As of June 25, 2026, KBWB trades around $92.40 — approximately 4% above the entry zone. The broader market correction currently in progress, driven by the algorithmic deleveraging following the KOSPI collapse, may deliver that gap over the coming days.
The European Vehicle: BNKS and IUS2
European retail investors cannot easily access KBWB directly. The UCITS-compliant alternative Cava identifies is BNKS — the iShares S&P U.S. Banks UCITS ETF — listed on the London Stock Exchange in USD (ticker: BNKS) and on Xetra in EUR (ticker: IUS2).

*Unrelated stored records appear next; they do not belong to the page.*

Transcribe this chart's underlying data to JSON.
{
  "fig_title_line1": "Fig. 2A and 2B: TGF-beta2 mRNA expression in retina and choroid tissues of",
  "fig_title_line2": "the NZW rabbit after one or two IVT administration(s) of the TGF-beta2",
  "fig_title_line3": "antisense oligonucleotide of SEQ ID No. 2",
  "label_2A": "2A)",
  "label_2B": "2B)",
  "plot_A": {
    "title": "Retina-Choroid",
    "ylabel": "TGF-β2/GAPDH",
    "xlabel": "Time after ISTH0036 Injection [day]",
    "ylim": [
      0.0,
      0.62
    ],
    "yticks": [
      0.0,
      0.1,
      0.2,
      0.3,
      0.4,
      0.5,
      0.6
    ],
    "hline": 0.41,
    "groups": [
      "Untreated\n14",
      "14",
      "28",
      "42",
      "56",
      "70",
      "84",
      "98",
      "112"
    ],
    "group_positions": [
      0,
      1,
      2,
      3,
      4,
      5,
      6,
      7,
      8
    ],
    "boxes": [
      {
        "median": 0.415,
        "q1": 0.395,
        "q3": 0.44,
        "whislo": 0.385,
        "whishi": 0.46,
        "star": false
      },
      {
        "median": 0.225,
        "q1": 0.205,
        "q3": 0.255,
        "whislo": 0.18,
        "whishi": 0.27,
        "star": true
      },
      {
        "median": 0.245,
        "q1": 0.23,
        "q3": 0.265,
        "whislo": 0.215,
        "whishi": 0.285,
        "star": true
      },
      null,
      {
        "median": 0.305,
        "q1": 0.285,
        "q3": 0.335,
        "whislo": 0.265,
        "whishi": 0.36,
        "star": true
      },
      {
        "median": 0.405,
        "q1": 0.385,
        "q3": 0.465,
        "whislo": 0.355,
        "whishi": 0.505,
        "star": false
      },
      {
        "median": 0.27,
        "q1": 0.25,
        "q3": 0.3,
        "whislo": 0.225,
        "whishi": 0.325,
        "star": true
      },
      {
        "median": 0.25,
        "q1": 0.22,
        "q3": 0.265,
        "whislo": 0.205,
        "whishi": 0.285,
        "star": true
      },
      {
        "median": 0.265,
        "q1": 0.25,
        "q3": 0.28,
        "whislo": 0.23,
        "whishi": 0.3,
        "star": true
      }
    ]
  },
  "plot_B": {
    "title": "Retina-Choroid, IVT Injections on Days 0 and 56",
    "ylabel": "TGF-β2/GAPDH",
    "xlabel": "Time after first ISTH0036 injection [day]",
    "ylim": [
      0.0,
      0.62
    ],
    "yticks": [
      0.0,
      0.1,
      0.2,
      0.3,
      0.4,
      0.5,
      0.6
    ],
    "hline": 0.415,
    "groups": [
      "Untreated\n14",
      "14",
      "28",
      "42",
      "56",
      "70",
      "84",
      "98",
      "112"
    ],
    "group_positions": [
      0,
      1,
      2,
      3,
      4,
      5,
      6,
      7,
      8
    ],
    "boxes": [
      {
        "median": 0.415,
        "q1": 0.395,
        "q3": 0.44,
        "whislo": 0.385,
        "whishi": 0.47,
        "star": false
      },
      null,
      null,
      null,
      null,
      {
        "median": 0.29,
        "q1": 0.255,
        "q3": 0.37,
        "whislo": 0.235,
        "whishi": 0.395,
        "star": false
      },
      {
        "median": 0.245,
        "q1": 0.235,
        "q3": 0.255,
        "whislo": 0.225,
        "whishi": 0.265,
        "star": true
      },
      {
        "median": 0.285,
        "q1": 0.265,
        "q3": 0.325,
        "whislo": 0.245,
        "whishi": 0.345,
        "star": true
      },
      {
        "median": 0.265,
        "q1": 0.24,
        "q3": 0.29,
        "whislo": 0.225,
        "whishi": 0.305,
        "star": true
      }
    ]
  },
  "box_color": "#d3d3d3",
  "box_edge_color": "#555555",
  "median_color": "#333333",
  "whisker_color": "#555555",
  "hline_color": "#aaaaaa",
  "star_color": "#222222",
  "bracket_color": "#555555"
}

The structure matches what European investors need: it is an accumulation fund — dividends are reinvested rather than distributed, deferring the tax liability until the position is sold. The total expense ratio is 0.35%, which is reasonable for the level of exposure. The ISIN is IE00BD3V0B10, domiciled in Ireland.
The Xetra listing under IUS2 is likely accessible through most European retail platforms. For investors who prefer to manage their positions in euros, this avoids the currency conversion friction of the London-listed dollar version.
The Discipline That Makes the Strategy Work
The most instructive part of Cava's analysis is not the thesis — it is the behavior. He was bullish on US banks, identified the correct vehicle, entered at the breakout, captured a 25% gain, and then sold. Not because the thesis changed. Because the price moved too far too fast, and the risk-reward of holding became unfavorable relative to waiting for a better entry.
This is the discipline that separates structured speculation from amateur investing. The ability to say "I still believe in this sector, and I am not going to buy it at this price" requires a clear framework — an identified entry zone, a defined stop level, and the patience to wait for the price to come to the analysis rather than chasing the analysis to the price.
The $88 to $89.30 zone is where that patience is expected to be rewarded.
Analysis based on José Luis Cava's 'Why Am I Bullish?' series, episode on US banking sector, published June 2026. This post is for informational and educational purposes only and does not constitute investment advice.